An alliance of music copyright owners sued General Motors Co. and Ford Motor Co. for infringement by not paying royalties for the devices installed in their cars that record CDs.
The Alliance of Artists and Recording Companies, Inc. (AARC) alleges that the auto makers and their suppliers are liable for copyright infringement for audio equipment in the vehicles, which records music from CDs and stores it in the device for use by the car’s owner. The AARC complaint contends that under the Audio Home Recording Act of 1992, the auto makers are immune from copyright infringement for the devices only if the recording devices incorporate certain copying control technology and the manufactures pay a modest royalty per device. The royalty payment must be made to the U.S. Copyright Office, which then distributes the proceeds to musical artists and music copyright owners.

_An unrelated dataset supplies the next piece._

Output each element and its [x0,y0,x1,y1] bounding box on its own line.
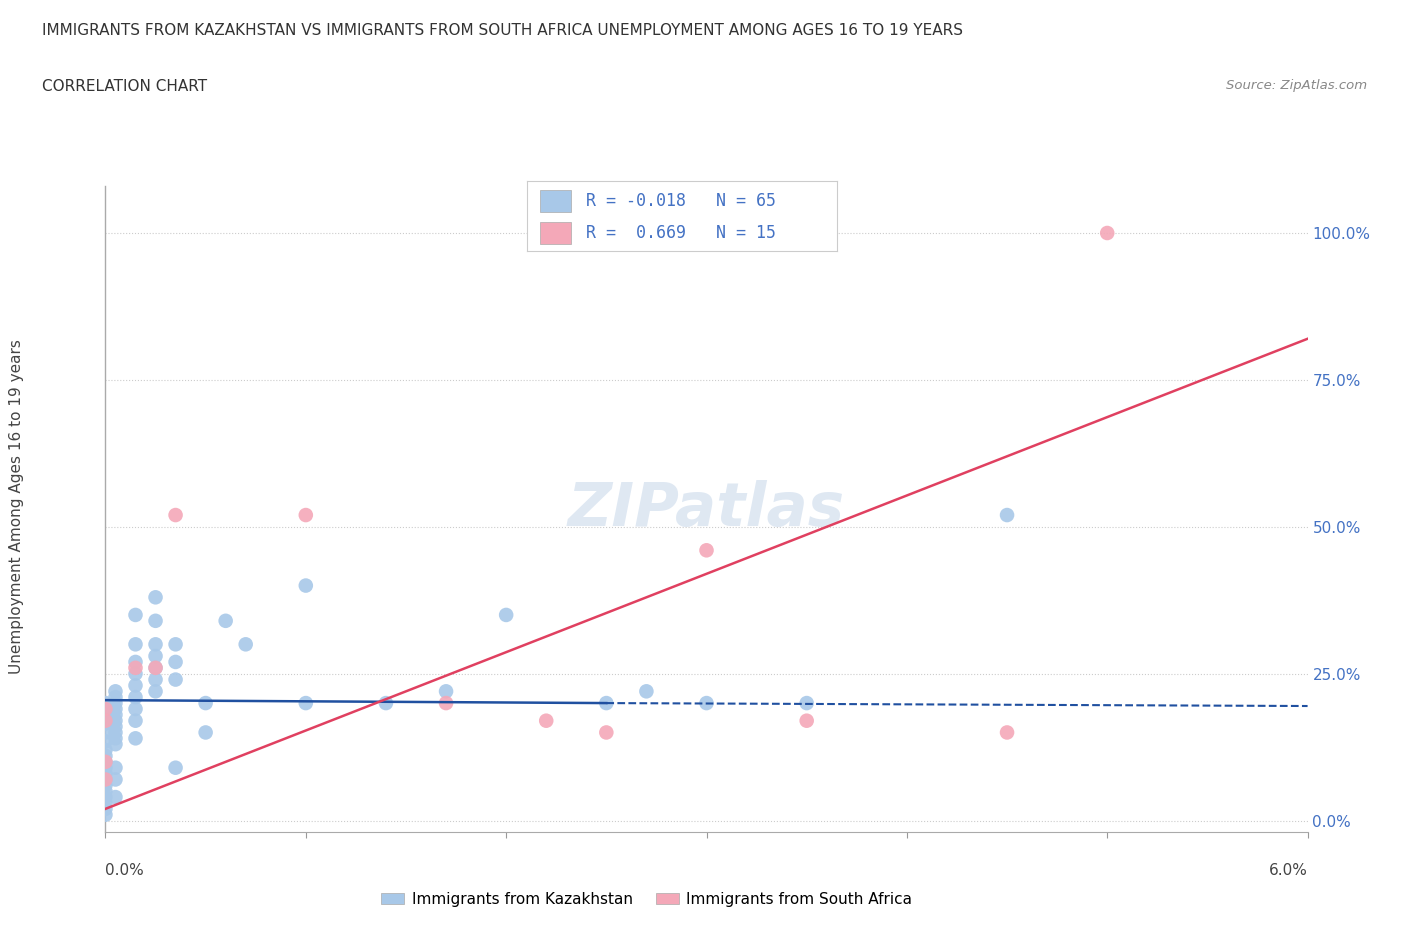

AARC alleges that nether GM nor Ford—or their suppliers, Denso International America, Inc. and Clarion Corporation of America—registered the devices or paid the royalties even though other manufacturers do register and submit royalty payments to the Copyright Office.
The alliance requests an injunction barring the defendants from distributing the devices until the devices are registered and royalties paid. The lawsuit also seeks actual damages equal to the unpaid royalties for the past three years, statutory damages of $2,500 per device, and attorneys’ fees.
Alliance of Artists and Recording Companies, Inc. v. General Motors Co. et al., D.C. No. 14 CV 1271.